Schematic of a new method to assess the binding of LPL to soluble mouse GPIHBP1 captured on monoclonal antibody 11A12-coated agarose beads. A, Western blots to characterize antibody 11A12, a new rat monoclonal antibody against mouse GPIHBP1. The following GPIHBP1 proteins were examined: an S-protein-tagged GPIHBP1, S-protein-tagged and untagged “soluble” GPIHBP1 (G198X, truncated immediately before the GPI anchoring site), and S-protein-tagged “truncated” GPIHBP1 (N136X, truncated immediately after the Ly6 domain). Western blots were performed with antibody 11A12 and a goat antibody against an S-protein tag (located at the amino terminus of GPIHBP1 proteins); the binding of antibody 11A12 and the goat anti-S protein tag antibody was detected with donkey anti-rat (top) and anti-goat (bottom) secondary antibodies, respectively. B, a new monoclonal antibody-based assay to assess the binding of LPL to GPIHBP1. Agarose beads were coated with monoclonal antibody 11A12 as described under “Experimental Procedures.” The beads were then incubated with S-protein-tagged soluble GPIHBP1 and V5-tagged human LPL (from concentrated cell culture medium). The beads were washed with the incubation buffer, and the GPIHBP1 was eluted from the beads with 0.1 m glycine, pH 2.5. Western blots were performed to detect soluble GPIHBP1 and LPL in the following fractions: the samples loaded onto the beads (Starting material), the Unbound fraction, three sequential washes of the beads, and three sequential elutions of the beads with 0.1 m glycine, pH 2.5.

FIGURE 8.

Testing the ability of human LPL to bind to soluble mouse GPIHBP1 that had been captured by antibody 11A12-coated agarose beads. A, binding of soluble GPIHBP1 alone (no LPL control) to antibody 11A12-coated beads. The soluble GPIHBP1 was eluted with 0.1 m glycine, pH 2.5. B, absence of LPL binding to antibody 11A12-coated beads (no GPIHBP1 control). C, binding of LPL to soluble wild-type GPIHBP1 that had been captured on antibody 11A12-coated beads; GPIHBP1 and LPL were both released with 0.1 m glycine, pH 2.5. D, binding of LPL to a mutant version of soluble GPIHBP1 (D/E(24–33)A) (17) that had been captured on antibody 11A12-coated beads. In D/E(24–33)A, all of the aspartates and glutamates between residues 24 and 33 were changed to alanine.
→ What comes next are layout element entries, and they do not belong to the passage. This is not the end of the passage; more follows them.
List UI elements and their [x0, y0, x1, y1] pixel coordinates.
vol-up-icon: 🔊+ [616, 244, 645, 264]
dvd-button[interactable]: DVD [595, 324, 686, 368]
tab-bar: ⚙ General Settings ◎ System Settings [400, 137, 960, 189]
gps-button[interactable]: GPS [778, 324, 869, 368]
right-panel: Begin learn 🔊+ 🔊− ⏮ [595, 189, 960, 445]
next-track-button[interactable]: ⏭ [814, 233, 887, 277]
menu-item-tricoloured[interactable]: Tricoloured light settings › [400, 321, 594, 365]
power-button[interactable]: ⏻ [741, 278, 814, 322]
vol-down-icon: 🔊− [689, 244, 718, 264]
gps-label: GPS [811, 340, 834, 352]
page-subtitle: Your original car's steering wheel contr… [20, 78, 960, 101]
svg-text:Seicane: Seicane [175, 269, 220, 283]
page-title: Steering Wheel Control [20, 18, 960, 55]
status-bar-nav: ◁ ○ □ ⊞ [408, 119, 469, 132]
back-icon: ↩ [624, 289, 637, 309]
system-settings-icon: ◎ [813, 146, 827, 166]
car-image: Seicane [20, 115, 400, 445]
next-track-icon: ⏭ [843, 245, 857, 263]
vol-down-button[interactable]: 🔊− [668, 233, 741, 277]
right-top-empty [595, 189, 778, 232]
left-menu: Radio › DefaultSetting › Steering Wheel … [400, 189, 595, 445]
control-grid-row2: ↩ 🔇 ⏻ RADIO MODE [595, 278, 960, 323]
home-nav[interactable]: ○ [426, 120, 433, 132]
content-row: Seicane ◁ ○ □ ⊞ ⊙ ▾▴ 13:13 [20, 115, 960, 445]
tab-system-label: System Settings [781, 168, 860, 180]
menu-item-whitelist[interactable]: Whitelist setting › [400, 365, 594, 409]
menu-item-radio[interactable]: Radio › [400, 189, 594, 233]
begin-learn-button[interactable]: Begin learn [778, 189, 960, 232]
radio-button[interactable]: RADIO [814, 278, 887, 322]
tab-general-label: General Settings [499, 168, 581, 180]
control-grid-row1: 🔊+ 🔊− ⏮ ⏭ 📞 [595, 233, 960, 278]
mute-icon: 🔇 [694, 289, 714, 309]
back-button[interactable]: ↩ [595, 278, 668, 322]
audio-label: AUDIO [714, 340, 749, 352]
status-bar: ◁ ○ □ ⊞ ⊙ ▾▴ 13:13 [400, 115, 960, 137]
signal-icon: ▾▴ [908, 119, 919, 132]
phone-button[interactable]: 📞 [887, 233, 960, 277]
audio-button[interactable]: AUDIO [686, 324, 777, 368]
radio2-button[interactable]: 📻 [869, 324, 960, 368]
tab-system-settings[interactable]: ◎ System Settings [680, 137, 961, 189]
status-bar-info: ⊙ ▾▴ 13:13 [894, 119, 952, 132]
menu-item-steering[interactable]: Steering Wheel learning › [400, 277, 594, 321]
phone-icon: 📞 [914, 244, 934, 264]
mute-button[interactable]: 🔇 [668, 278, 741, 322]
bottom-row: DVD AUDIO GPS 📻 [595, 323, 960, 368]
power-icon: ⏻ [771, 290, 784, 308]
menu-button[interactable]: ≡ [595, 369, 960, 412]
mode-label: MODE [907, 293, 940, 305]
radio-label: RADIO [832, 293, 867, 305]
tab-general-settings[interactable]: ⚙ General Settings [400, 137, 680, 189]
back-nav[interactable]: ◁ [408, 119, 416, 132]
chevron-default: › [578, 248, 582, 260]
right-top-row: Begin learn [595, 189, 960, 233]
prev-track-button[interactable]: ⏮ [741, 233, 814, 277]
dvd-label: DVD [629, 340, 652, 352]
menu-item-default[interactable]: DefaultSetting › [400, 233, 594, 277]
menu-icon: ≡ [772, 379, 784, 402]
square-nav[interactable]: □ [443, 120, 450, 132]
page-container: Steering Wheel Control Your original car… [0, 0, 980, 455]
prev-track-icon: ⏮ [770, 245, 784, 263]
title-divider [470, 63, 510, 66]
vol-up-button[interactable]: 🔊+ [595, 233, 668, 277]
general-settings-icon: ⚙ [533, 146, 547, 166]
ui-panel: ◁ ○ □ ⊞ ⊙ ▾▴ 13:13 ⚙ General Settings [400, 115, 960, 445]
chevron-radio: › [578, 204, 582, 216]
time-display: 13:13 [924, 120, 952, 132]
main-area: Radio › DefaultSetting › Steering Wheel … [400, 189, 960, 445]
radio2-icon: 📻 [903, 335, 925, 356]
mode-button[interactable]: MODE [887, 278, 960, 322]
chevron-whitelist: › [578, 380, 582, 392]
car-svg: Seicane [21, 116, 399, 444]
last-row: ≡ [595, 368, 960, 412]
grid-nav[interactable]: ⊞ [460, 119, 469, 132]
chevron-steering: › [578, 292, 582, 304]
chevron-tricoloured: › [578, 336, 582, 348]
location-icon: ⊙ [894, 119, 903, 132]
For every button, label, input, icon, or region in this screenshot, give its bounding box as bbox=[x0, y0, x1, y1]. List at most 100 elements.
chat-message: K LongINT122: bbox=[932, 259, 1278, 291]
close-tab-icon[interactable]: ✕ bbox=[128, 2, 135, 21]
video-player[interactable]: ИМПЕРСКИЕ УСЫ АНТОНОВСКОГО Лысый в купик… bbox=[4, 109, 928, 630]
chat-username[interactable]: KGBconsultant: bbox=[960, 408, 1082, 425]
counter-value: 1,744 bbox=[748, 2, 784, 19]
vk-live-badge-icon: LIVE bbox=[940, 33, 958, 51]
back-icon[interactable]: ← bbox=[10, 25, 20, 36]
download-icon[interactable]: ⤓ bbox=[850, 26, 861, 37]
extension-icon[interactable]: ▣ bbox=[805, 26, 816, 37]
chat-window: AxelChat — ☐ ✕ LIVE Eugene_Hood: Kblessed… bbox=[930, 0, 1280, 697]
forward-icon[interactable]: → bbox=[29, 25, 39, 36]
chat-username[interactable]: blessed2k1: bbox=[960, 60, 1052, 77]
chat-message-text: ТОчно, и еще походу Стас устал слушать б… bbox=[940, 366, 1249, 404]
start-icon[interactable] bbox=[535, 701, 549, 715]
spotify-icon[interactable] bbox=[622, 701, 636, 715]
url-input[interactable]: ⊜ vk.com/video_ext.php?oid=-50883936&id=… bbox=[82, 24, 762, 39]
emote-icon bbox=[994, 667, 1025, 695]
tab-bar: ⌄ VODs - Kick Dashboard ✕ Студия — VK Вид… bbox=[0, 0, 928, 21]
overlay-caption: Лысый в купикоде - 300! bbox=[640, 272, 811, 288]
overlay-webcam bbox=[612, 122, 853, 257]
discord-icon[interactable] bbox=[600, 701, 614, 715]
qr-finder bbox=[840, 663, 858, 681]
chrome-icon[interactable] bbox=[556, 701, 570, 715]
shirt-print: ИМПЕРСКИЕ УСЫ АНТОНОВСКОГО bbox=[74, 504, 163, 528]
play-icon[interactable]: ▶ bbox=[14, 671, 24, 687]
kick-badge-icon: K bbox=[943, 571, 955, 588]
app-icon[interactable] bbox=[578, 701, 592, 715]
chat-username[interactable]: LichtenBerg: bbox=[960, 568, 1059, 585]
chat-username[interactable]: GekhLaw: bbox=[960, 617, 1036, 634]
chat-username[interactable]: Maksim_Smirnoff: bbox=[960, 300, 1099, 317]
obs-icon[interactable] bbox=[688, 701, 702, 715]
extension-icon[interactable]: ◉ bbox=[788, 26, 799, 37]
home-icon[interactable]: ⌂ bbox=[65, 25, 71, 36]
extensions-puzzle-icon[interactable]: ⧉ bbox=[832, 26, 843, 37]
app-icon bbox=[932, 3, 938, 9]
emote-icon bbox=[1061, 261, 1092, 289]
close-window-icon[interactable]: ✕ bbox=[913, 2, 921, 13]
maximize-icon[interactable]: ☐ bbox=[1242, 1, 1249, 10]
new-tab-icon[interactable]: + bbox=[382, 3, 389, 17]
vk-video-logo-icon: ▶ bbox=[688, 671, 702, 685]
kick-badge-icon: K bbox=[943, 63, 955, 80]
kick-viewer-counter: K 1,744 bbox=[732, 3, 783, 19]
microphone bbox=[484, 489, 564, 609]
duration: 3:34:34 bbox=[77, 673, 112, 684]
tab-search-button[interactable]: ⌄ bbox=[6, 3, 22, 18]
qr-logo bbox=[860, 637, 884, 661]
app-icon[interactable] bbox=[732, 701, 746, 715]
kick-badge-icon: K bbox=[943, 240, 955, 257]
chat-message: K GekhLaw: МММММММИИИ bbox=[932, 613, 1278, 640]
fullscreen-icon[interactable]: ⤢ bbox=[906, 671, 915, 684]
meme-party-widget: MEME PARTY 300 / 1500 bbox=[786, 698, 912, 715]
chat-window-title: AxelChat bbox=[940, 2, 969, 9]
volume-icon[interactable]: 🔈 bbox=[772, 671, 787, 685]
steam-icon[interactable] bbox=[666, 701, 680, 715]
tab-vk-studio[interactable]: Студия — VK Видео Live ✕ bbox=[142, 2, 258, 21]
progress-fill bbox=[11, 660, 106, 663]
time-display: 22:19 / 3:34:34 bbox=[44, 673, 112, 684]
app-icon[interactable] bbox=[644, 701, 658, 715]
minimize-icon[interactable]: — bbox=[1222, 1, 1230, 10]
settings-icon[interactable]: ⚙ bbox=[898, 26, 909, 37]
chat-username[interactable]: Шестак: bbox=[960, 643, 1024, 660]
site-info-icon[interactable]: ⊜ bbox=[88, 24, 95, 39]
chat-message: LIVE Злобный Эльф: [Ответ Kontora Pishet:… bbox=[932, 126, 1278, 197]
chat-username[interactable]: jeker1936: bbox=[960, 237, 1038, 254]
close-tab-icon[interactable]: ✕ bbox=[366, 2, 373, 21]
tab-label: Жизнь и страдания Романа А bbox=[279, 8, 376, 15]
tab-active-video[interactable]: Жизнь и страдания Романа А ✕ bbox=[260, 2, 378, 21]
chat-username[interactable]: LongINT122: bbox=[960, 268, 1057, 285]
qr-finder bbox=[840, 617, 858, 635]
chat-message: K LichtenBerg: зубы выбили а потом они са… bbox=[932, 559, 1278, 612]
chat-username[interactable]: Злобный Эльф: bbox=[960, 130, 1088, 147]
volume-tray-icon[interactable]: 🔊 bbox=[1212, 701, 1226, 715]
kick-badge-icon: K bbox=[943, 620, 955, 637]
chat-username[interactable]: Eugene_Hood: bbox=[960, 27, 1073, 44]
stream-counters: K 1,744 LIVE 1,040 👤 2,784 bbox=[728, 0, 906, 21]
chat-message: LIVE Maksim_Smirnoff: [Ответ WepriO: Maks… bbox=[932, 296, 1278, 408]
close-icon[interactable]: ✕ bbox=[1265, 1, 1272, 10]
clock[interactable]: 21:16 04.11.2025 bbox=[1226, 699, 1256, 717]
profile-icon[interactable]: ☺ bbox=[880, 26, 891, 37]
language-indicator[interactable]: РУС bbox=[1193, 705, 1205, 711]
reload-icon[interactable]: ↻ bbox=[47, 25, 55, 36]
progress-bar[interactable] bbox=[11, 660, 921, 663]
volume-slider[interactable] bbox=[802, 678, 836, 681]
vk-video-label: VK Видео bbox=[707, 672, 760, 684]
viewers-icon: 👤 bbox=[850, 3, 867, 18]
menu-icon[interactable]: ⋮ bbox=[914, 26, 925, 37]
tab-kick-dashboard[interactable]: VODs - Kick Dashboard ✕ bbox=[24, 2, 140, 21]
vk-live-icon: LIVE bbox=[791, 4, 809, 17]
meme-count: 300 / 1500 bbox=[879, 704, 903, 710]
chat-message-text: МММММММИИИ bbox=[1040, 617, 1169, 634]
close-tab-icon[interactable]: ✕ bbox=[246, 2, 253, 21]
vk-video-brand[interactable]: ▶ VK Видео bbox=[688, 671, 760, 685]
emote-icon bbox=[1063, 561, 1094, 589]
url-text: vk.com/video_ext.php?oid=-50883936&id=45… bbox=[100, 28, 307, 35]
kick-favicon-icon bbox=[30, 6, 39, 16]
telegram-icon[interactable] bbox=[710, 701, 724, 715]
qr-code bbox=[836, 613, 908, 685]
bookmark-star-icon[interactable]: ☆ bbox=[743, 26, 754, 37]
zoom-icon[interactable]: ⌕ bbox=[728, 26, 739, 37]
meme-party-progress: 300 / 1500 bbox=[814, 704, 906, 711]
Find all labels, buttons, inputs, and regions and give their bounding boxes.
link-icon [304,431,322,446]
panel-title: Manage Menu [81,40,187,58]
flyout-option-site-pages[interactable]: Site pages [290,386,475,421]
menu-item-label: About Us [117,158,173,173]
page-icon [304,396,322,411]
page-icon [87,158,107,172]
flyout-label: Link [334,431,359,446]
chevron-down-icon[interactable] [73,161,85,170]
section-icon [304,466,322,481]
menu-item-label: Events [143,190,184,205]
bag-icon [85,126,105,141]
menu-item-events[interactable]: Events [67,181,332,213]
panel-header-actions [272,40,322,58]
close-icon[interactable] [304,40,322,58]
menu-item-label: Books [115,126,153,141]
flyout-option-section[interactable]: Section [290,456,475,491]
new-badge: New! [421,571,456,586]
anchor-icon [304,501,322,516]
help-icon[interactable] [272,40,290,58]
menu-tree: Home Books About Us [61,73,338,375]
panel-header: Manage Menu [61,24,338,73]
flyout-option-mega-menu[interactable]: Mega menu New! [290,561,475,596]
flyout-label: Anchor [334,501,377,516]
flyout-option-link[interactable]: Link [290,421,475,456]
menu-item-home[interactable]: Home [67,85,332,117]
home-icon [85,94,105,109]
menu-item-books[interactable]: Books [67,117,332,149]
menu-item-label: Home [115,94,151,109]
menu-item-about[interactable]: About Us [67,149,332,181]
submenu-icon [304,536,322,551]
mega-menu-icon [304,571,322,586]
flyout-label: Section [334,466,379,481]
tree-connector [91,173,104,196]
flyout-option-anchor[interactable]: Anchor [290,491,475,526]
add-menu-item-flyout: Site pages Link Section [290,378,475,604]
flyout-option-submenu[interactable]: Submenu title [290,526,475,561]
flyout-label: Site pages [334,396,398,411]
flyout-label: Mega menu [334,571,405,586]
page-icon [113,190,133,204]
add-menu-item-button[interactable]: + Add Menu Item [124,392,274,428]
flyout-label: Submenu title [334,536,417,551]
E, absence of LPL binding to a mutant version of soluble GPIHBP1 (D/E(38–48)A) (17) that had been captured on antibody 11A12-coated beads. In D/E(38–48)A, all of the aspartates and glutamates between residues 38 and 48 were changed to alanine. F, absence of LPL binding to a mutant version of soluble GPIHBP1 (Q114P) (15) that had been captured on antibody 11A12-coated beads.

FIGURE 9.

Testing the ability of human LPL to bind to cysteine mutant forms of GPIHBP1 captured by monoclonal antibody 11A12-coated agarose beads. A, Western blot showing the binding of LPL to wild-type soluble GPIHBP1 that had been immobilized on antibody 11A12-coated beads. GPIHBP1 and LPL were both released by 0.1 m glycine, pH 2.5. B–F, Western blots showing the absence of LPL binding to mutant soluble GPIHBP1 proteins harboring specific cysteine-to-alanine mutations within the Ly6 domain of GPIHBP1. Structural studies of three Ly6 proteins has revealed that the first cysteine forms a disulfide bond with the fifth cysteine, the second with the third, the fourth with the sixth, the seventh with the eight, and the ninth with the tenth (–10). The five cysteine mutants (C63A, C75A, C109A, C113A, and C130A) shown here were predicted to interrupt five different disulfide bonds in GPIHBP1 (10). GPIHBP1 mutants corresponding to the opposite cysteine in the disulfide pair (C66A, C81A, C88A, C129A, and C135A) were also created and tested in the monoclonal antibody-based assay; none of these mutants bound LPL (see supplemental Fig. 2).